Previous version of this question was deleted and only today I found this one. May be this is not complete answer, but let me bring here some calculation in hope, they will be useful: First derivatives are: $$\begin{cases}\dfrac{\partial \:}{\partial \:x}\left(\dfrac{x\left(1-x\right)y\left(1-y\right)z\left(1-u\right)}{1-\left(1-xy\right)z}\right)=\dfrac{yz\left(-x^2yz+2xz-2x-z+1\right)\left(1-y\right)\left(1-u\right)}{\left(1-z\left(1-xy\right)\right)^2}\\ \dfrac{\partial \:}{\partial \:y}\left(\dfrac{x\left(1-x\right)y\left(1-y\right)z\left(1-u\right)}{1-\left(1-xy\right)z}\right)=\dfrac{xz\left(-xy^2z+2yz-2y-z+1\right)\left(1-x\right)\left(1-u\right)}{\left(1-z\left(1-xy\right)\right)^2}\\ \dfrac{\partial \:}{\partial \:z}\left(\dfrac{x\left(1-x\right)y\left(1-y\right)z\left(1-u\right)}{1-\left(1-xy\right)z}\right)=\dfrac{xy\left(1-x\right)\left(1-y\right)\left(1-u\right)}{\left(1-z\left(1-xy\right)\right)^2}\\ \dfrac{\partial \:}{\partial \:u}\left(\dfrac{x\left(1-x\right)y\left(1-y\right)z\left(1-u\right)}{1-\left(1-xy\right)z}\right)=-\dfrac{xyz\left(1-x\right)\left(1-y\right)}{1-z\left(1-xy\right)}\\ \end{cases}$$ From last two lines is obvious, that extremum cannot be inside $(0,1)^4$.

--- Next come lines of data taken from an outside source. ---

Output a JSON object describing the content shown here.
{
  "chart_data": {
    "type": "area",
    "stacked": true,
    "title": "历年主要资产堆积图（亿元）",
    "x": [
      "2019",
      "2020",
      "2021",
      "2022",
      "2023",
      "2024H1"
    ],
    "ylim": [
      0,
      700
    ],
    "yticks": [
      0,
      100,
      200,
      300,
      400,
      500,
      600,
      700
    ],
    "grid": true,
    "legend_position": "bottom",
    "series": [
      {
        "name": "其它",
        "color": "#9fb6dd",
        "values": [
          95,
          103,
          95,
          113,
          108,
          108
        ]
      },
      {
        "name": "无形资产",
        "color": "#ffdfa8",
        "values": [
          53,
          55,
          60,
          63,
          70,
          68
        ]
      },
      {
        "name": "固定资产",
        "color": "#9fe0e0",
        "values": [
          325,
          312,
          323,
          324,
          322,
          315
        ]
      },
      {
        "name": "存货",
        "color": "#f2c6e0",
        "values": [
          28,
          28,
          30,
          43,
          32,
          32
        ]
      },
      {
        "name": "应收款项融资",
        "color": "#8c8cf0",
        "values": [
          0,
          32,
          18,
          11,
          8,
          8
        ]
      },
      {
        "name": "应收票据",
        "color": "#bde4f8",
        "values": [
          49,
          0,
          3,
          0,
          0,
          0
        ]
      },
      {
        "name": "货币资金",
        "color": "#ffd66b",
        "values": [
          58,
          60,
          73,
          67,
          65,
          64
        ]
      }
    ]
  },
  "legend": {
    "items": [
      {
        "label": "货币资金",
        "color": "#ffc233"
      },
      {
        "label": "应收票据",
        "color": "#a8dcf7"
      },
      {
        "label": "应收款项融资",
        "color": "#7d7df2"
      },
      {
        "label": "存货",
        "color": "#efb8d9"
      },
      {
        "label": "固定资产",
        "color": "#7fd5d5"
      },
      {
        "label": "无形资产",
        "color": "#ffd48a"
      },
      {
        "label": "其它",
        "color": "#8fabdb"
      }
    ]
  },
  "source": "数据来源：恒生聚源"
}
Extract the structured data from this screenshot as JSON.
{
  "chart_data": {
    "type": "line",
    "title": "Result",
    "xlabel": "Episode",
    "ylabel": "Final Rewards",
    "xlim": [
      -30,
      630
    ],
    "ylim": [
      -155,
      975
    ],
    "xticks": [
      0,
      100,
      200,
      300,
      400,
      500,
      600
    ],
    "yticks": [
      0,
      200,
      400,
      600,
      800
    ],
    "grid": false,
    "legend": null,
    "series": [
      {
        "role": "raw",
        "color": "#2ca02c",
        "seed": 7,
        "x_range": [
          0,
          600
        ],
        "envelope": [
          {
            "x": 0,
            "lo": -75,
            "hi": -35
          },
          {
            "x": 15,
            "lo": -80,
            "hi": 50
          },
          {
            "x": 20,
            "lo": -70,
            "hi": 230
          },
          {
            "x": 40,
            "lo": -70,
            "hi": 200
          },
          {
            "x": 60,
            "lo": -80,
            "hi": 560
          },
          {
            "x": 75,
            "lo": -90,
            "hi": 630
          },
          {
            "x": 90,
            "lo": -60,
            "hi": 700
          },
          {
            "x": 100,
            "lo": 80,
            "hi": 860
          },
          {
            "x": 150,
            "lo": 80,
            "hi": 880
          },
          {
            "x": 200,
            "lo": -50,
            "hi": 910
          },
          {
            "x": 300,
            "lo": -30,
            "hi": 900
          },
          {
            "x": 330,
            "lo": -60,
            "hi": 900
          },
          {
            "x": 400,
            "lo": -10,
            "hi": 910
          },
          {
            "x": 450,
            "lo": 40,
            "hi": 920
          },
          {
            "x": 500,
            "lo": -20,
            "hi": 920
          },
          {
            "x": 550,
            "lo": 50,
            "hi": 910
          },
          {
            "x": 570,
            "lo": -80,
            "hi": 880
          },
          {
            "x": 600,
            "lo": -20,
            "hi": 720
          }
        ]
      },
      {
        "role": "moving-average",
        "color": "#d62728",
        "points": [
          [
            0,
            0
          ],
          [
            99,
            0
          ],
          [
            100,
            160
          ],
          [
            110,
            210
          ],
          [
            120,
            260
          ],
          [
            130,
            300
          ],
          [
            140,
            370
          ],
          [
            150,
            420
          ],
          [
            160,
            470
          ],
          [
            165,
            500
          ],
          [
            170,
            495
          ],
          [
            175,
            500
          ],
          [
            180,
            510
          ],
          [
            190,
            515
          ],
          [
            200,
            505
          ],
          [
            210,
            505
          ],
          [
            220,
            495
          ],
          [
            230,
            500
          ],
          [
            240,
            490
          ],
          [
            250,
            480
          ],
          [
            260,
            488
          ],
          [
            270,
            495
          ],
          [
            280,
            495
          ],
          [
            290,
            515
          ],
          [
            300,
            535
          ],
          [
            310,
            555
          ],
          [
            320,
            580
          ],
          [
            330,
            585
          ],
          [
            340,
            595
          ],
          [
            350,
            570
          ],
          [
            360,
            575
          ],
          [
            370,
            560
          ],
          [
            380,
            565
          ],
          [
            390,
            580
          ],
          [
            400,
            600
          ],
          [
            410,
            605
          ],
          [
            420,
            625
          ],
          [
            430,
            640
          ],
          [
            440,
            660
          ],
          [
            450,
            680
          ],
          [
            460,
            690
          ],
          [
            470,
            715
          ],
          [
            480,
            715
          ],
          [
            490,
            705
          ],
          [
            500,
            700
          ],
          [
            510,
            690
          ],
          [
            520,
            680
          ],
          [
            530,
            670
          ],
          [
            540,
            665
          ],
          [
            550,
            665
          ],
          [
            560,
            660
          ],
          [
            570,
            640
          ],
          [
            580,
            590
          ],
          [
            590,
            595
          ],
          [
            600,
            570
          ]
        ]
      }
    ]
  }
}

Calculating Hessian matrix (for saving space I am not including explicit formulas for second derivatives) $$\begin{vmatrix} \dfrac{\partial^2 }{\partial x^2}f & \dfrac{\partial^2 }{\partial y \partial x}f & \dfrac{\partial^2 }{\partial z \partial x}f & \dfrac{\partial^2 }{\partial u \partial x}f\\ \dfrac{\partial^2 }{\partial x \partial y}f & \dfrac{\partial^2 }{ \partial y^2}f & \dfrac{\partial^2 }{ \partial z \partial y}f & \dfrac{\partial^2 }{ \partial u \partial y}f\\ \dfrac{\partial^2 }{\partial x \partial z}f & \dfrac{\partial^2 }{ \partial y \partial z}f & \dfrac{\partial^2 }{ \partial^2 z }f & \dfrac{\partial^2 }{ \partial u \partial z }f\\ \dfrac{\partial^2 }{\partial x \partial u}f & \dfrac{\partial^2 }{ \partial y \partial u}f & \dfrac{\partial^2 }{ \partial z \partial u}f & \dfrac{\partial^2 }{ \partial^2 u }f \end{vmatrix}_{\Big|_{(1,1,z,u)}}=\begin{vmatrix} 0 & z(1-u) & 0 & 0\\ z(1-u) & 0 & 0 & 0\\ 0 & 0 & 0 & 0\\ 0 & 0 & 0 & 0 \end{vmatrix}=0$$

shows, that Second partial derivative test is not applicable in points $(1,1,z,u)$. I'll try more deep methods and bring them in nearest future.